Let's Change the Way We Think About Sleep and Recovery


Posted by Coach Mark Turner

I encourage athletes to consider recovery and sleep as integral parts of training and nutrition with recovery as part of training and sleep as part of nutrition.

For most triathletes, both sleep and recovery are often considered as their own category distinct and separate from training and nutrition. Keep in mind recovery includes active recovery days, complete days off from training, and active recovery micro-cycles. It is all too easy to consider sleep and recovery as basically the same type of activity and therein lies the heart of the problem: athletes who struggle with truly accepting the benefits of both sleep and recovery. Increasingly I am convinced that this view often leads to a failure on the part of the athlete to fully respond to his or her need for both sleep and recovery periods as an integral part of the overall training plan.  Coaches know that dialing back hard-charging athletes into proper recovery is key to avoiding injury (which should always be our first goal), but changing the mindsets of “more is better” or worse still...the dreaded “double up to make up” is often a significant challenge.

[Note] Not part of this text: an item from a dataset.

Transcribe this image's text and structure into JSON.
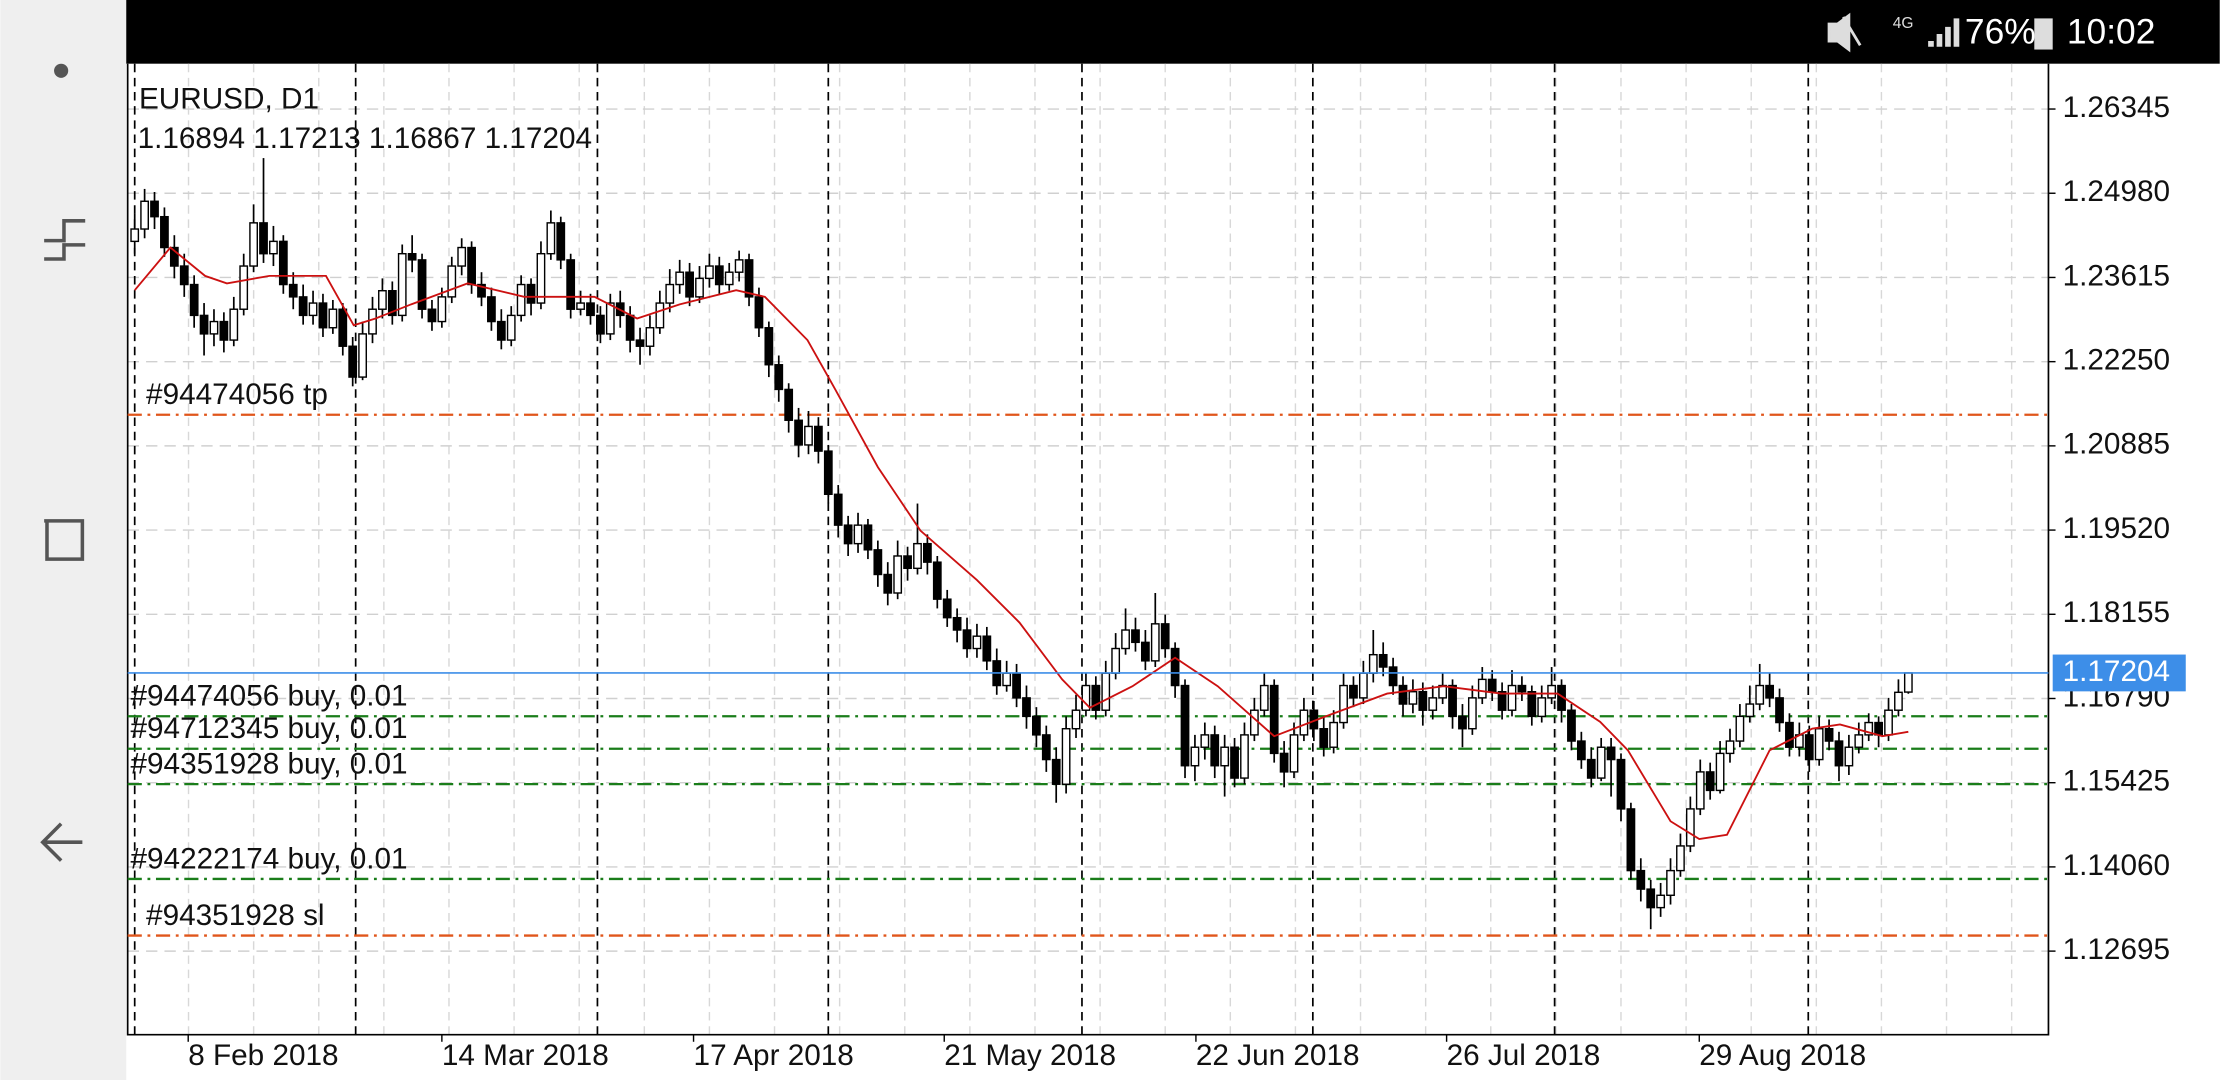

We should view time off or a reduction in training volume and intensity, whether active recovery periods or full on days off, as its own type of “workout”. We should view it as a kind of mental strength training, then we will make a great leap forward toward reaching our full potential. When recovery is regarded as a training discipline equally important to any other, we will be better mentally equipped for taper weeks because we will have truly practiced the mental discipline of slowing down. This will translate into having better tapers into races and a better sense of listening to our body, because it is during the recovery phases that we can actually “hear” what our body is saying to us. When we successfully adjust the way we think about recovery and to begin to view it as a type of training, then we are well on our way to developing a platform for athletic success.

In a similar manner, when we come to view sleep as an integral part of a comprehensive nutrition plan, we not only change our view of sleep but our understanding of the very purpose of nutrition itself. Sleep itself nourishes the body every bit as much as calories! This opens the doorway to a more full understanding of nutrition as fuel. Caloric fuel feeds the energy systems for training and recovery, and appropriate levels of sleep fuel the athlete's body for absorbing the upcoming training day.

Maximizing performance relies heavily on the fullness of training, recovery, and nutrition. Understanding the way these work together to the fullest advantage is key to achieving the performance we seek. And the first step to making this connection is to change the way we think about sleep and recovery.